C’est un été comme les autres. Vacances sur la Costa Brava chez une grand-mère dont les histoires moult fois rabâchées ne fonctionnent plus qu’avec la petite sœur, alors que Nora, du haut de ses 15 ans, se sent envahie par un mortel ennui, une étrange torpeur. Il n’y a plus qu’à prendre son mal en patience dans la prison dorée de cet univers bien protégé, rythmé par le tic tac du coucou trop vieux qui a fini par se détraquer. La vie progressivement semble rétrécir malgré les paysages de rêve, les conditions d’une classe sociale aisée qui a accès à toutes les distractions possibles. Les vacances, c’est l’impossibilité d’échapper à la présence permanente de la famille, l’impossibilité de respirer quelques bouffées de liberté avec les copines, de se raconter de vive voix les premiers baisers avec ou sans la langue, « mais comment tu fais avec ton appareil dentaire ? ». Toutes ces préoccupations qui passionnent plus les adolescentes que les virées en bateau avec ceux dont on aimerait s’émanciper.
À tout cela se superposent les angoisses et la jalousie de la mère de Nora, notamment envers son mari qui ne les rejoint pas mais surtout devant la place prise par Rosana, la bonne colombienne immigrée pour se faire une vie meilleure, qui seule semble avoir le pouvoir de rassurer l’aïeule.
Cela se dit dans l’intimité d’un craquage, mais pas officiellement et surtout pas devant les amis envers lesquels on affiche la haute bienveillance obligée de la classe supérieure. Ce malaise larvé se camoufle donc lorsqu’il s’agit de prendre la décision magnanime d’accepter que Rosana puisse accueillir sa fille du même âge que Nora et qui n’a plus nulle part où aller. Elle porte un des plus jolis prénoms du monde : Libertad. « Liberté », celle dont rêve justement Nora.

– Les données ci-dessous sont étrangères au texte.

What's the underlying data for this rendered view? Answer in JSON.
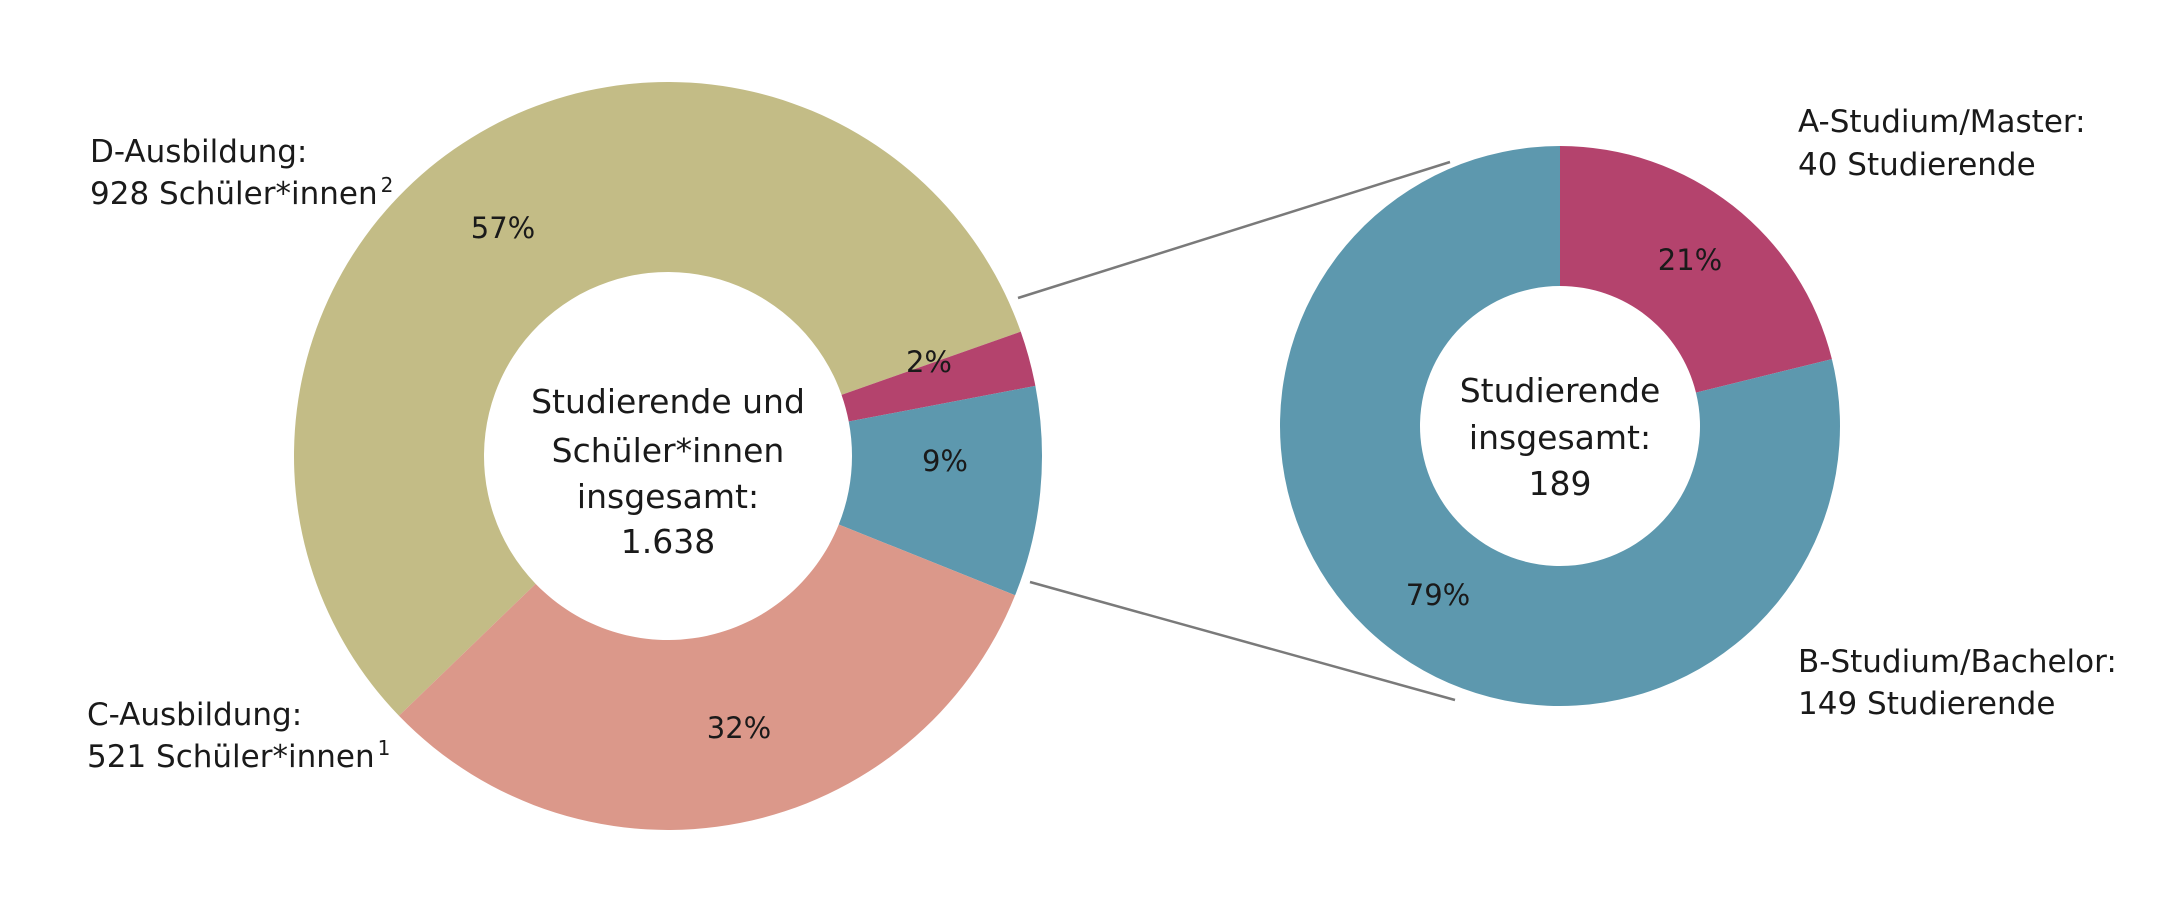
{
  "chart_data": [
    {
      "type": "donut",
      "center_label": [
        "Studierende und",
        "Schüler*innen",
        "insgesamt:",
        "1.638"
      ],
      "slices": [
        {
          "label": "D-Ausbildung",
          "percent_label": "57%",
          "value": 57,
          "color": "#c3bc86"
        },
        {
          "label": "A-Studium/Master",
          "percent_label": "2%",
          "value": 2.4,
          "color": "#b4436d"
        },
        {
          "label": "B-Studium/Bachelor",
          "percent_label": "9%",
          "value": 9.1,
          "color": "#5d98ae"
        },
        {
          "label": "C-Ausbildung",
          "percent_label": "32%",
          "value": 31.8,
          "color": "#db988a"
        }
      ],
      "annotations": [
        {
          "title": "D-Ausbildung:",
          "text": "928 Schüler*innen",
          "sup": "2"
        },
        {
          "title": "C-Ausbildung:",
          "text": "521 Schüler*innen",
          "sup": "1"
        }
      ]
    },
    {
      "type": "donut",
      "center_label": [
        "Studierende",
        "insgesamt:",
        "189"
      ],
      "slices": [
        {
          "label": "A-Studium/Master",
          "percent_label": "21%",
          "value": 40,
          "color": "#b4436d"
        },
        {
          "label": "B-Studium/Bachelor",
          "percent_label": "79%",
          "value": 149,
          "color": "#5d98ae"
        }
      ],
      "annotations": [
        {
          "title": "A-Studium/Master:",
          "text": "40 Studierende"
        },
        {
          "title": "B-Studium/Bachelor:",
          "text": "149 Studierende"
        }
      ]
    }
  ]
}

Libertad n’est d’abord qu’une ombre fugace et boudeuse que l’on aperçoit dans l’embrasure d’une porte. La jeune fille deviendra vite pour Nora un sujet d’attention et d’attraction, qui découvrira ainsi les conflits qu’elle a avec sa propre mère dont l’état servile la révolte sans doute, sans qu’elle sache l’exprimer clairement. En chiennes de faïence, les deux s’observent selon l’adage « chacune à sa place et les moutons seront bien gardés ». Le premier pas, c’est la petite bourgeoise qui le fera. D’abord un peu timidement face à cette fille du même âge mais qui a l’air tellement plus grande, tellement moins timorée et plus mature d’avoir déjà vécu. Progressivement Libertad la poussera à ne plus écouter ses peurs, à oser être. Regarder les garçons, les aborder, laisser parler une sensualité en train de devenir trop grande pour la contraindre dans un sage maillot une pièce de petite fille. Avec le goût de la révolte grandira une indéfectible amitié qui nourrira l’envie de briser l’ordre hiérarchique du monde, le plafond de verre invisible séparant les classes sociales.
La réalisatrice s’est inspirée de son propre passage à l’âge adulte dans un milieu privilégié. Elle en restitue l’ambiance avec une précision tranchante, jamais acerbe. Une fiction empreinte d’une analyse sociologique fine où se mêlent aux images d’Épinal celle d’une réalité plus populeuse et anguleuse. Les deux jeunes actrices incarnent les rôles principaux avec une fraîcheur sublime. Deux étoiles naissantes, à n’en pas douter.